Il salmo ci conduce nel contesto di una cerimonia di richiesta di perdono al Tempio di Gerusalemme, dopo l’esilio babilonese: la preghiera “Ritorna, Signore, fino a quando? Abbi pietà dei tuoi servi” (v.13) è tipica di una liturgia penitenziale.  Questo salmo è dunque una preghiera per chiedere la conversione: «Insegnaci a contare i nostri giorni e acquisteremo un cuore saggio” v.12). La conversione consiste nel vivere secondo la sapienza di Dio per conoscere  la vera misura dei nostri giorni. Non è un caso che questo salmo ci venga offerto in eco alla prima lettura, dal libro del Qoèlet, una meditazione sulla vera sapienza mentre il salmo propone una splendida definizione della sapienza che è la vera misura dei nostri giorni, una sana lucidità sulla nostra condizione di uomini. Nati senza sapere perché e destinati a morire senza poter nemmeno prevedere quando: ecco il nostro destino, e questo è il senso dei primi versetti che abbiamo letto: Tu fai ritornare l’uomo in polvere, quando dici: “Ritornate, figli dell’uomo!”(v.3), cioè ritornate alla terra da cui vi ho tratto. Ciò non crea tristezza ma serenità perché la nostra miseria poggia sulla grandezza e la stabilità di Dio: “mille anni, ai tuoi occhi, sono come il giorno di ieri che è passato, come un turno di veglia nella notte” (v.4). Dio ci da sicurezza perché Egli vuole solo il nostro bene. I guai però nascono quando perdiamo la lucidità sulla sulla nostra miseria, come ben illustrano i capitoli 2 e 3 della Genesi, che raccontano l’errore di Adamo, personaggio simbolico, il cui comportamento è considerato modello di ciò che non si deve fare. “Adamo ha fatto questo o quello” non descrive un ipotetico primo uomo, ma un tipo di comportamentoe ed in tale luce questo salmo è in sintonia con la prima lettura dove Qoèlet fa parlare Salomone re saggio all’inizio, ma sedotto poi dal lusso, dal potere, dalle donne che l’hanno reso idolatra. Nella seconda parte del regno, si è comportato come Adamo che si allontana dalla sapienza di Dio. Questo salmo invita a ritrovare la sapienza e l’umiltà del giovane Salomone perché vera sapienza è la coscienza della piccolezza dell’uomo mai umiliante: una piccolezza fiduciosa, filiale. Splendida la conclusione: “l’opera delle nostre mani rendi salda” (v.17) che mostra la cooperazione tra Dio e l’uomo: l’uomo lavora, Dio dà solidità e senso all’opera umana.

 

*Seconda Lettura dalla lettera di san Paolo apostolo ai Colossesi (3,1-5.9-11)

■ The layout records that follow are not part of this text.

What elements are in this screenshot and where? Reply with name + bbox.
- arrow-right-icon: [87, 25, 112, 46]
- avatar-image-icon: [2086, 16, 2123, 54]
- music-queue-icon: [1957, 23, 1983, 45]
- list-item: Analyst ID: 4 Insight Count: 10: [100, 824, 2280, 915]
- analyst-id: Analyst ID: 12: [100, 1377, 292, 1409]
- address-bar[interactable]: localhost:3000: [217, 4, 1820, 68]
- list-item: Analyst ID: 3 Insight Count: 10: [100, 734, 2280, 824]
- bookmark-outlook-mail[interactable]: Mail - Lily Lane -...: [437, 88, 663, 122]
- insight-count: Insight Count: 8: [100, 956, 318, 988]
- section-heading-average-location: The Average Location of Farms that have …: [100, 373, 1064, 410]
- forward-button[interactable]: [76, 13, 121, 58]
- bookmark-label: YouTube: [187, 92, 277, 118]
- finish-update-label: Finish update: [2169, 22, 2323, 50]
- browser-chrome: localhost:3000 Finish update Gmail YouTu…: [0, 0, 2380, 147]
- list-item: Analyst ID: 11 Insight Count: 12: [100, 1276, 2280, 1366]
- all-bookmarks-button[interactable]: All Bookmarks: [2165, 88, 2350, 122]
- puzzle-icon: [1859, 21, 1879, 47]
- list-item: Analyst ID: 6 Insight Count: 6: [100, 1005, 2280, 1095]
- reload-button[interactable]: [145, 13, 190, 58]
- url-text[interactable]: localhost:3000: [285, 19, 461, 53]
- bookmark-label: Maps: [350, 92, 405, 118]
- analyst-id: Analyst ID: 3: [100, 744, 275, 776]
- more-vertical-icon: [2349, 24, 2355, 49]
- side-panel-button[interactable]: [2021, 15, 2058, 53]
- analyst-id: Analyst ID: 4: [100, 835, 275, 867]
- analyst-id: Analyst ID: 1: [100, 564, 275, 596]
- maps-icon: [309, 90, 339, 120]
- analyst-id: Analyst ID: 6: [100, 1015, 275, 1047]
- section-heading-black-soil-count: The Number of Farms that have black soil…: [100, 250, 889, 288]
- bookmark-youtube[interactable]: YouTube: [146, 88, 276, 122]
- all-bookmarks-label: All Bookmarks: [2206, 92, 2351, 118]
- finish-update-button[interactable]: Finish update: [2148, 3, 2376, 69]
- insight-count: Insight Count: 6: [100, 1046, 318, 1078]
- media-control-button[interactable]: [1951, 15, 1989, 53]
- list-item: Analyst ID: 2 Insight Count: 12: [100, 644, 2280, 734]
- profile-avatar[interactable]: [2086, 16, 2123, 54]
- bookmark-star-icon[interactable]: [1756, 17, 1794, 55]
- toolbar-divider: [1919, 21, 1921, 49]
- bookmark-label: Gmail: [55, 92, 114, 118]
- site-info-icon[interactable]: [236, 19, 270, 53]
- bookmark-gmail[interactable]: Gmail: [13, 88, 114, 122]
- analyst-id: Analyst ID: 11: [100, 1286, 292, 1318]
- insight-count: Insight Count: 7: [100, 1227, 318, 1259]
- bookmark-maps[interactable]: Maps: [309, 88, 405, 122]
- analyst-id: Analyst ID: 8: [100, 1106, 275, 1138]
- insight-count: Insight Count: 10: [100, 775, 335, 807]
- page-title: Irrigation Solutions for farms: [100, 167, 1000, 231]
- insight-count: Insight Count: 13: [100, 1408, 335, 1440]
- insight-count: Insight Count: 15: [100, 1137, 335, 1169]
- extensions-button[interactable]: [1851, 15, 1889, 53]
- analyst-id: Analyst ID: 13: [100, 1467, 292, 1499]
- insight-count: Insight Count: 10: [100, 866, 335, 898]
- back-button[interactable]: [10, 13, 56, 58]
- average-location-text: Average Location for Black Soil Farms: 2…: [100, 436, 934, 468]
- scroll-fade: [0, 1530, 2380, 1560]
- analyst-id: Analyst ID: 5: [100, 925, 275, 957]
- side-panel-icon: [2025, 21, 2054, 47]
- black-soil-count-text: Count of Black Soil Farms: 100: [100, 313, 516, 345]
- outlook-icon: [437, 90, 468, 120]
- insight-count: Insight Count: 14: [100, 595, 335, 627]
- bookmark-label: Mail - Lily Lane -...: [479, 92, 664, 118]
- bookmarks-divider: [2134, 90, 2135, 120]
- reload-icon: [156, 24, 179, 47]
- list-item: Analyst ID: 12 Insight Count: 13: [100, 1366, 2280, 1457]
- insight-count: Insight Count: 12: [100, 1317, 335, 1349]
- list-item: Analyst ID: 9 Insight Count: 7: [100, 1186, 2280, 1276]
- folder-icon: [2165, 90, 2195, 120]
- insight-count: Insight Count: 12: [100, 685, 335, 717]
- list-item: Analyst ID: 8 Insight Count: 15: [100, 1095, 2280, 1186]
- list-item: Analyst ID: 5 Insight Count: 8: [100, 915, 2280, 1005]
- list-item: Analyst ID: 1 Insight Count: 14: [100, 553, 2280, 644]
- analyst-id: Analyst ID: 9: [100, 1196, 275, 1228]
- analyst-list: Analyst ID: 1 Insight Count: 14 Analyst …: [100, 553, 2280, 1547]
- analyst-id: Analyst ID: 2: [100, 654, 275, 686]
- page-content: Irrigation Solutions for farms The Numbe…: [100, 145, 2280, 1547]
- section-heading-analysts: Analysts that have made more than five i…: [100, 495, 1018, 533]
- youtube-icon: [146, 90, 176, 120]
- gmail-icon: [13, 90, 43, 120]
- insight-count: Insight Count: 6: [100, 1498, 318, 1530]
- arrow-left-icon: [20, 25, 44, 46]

Paolo fa anzitutto una distinzione tra “le cose di lassù” e “quelle della terra”, due modi diversi di vivere: i comportamenti ispirati dallo Spirito Santo e quelli che non lo sono. “Le cose di lassù” sono la benevolenza, l’umiltà, la dolcezza, la pazienza, il perdono reciproco, vivendo secondo lo Spirito ed è il comportamento dei battezzati. “Quelle della terra” sono dissolutezza, impurità, passione sfrenata, avidità, cupidigia, comportamenti non ispirati dallo Spirito. Paolo tabilisce il legame tra il battesimo e il modo di vivere: “se siete risorti con Cristo, cercate le cose di lassù” (v.1). Dice “siete risorti”, però poi afferma “voi infatti siete morti” (v.2) e le parole per lui non hanno lo stesso significato che per noi. Per Paolo, dalla risurrezione di Cristo in poi, niente è più come prima. Essere dei risorti significa precisamente essere morti al mondo e nati a una vita secondo lo Spirito, ciò che lui chiama le realtà di lassù. Il cristiano, è un “trasformato, che vive alla maniera di Cristo” e Paolo lo chiama “l’uomo nuovo”. Non disprezza “le cose della terra”; al contrario, dirà poco dopo: “Qualunque cosa facciate, in parole e in opere, tutto si compia nel nome del Signore Gesù rendendo per mezzo di lui grazie a Dio (3,17). Non si tratta quindi di vivere un’altra vita rispetto a quella ordinaria, ma di viverla diversamente: non rifiutare questo mondo, ma viverlo già come seme del Regno, dove tutti gli uomini sono fratelli come spiega nella lettera ai Galati (3,26-28) e ripete alla fine del brano della lettera ai Colossesi di questa domenica: “Qui non vi è Greco o Giudeo, circoncisione o incirconcisione, barbaro, Scita, schiavo, libero, ma Cristo è tutto in tutti.” La comunità di Colosse probabilmente aveva gli stessi problemi dei Galati e in particolare, la grande questione che agitava le prime comunità cristiane e cioè se i non-ebrei diventati cristiani dovevano assumere le pratiche giudaiche: norme alimentari, abluzioni rituali, e soprattutto la circoncisione. C’erano cristiani circoncisi e altri non circoncisi e taluni ebrei imponevano la circoncisione. Identica risposta ai Galati e ai Colossesi: il battesimo fa di tutti dei fratelli e ogni forma di esclusione è superata: conta solo essere discepoli di Cristo. 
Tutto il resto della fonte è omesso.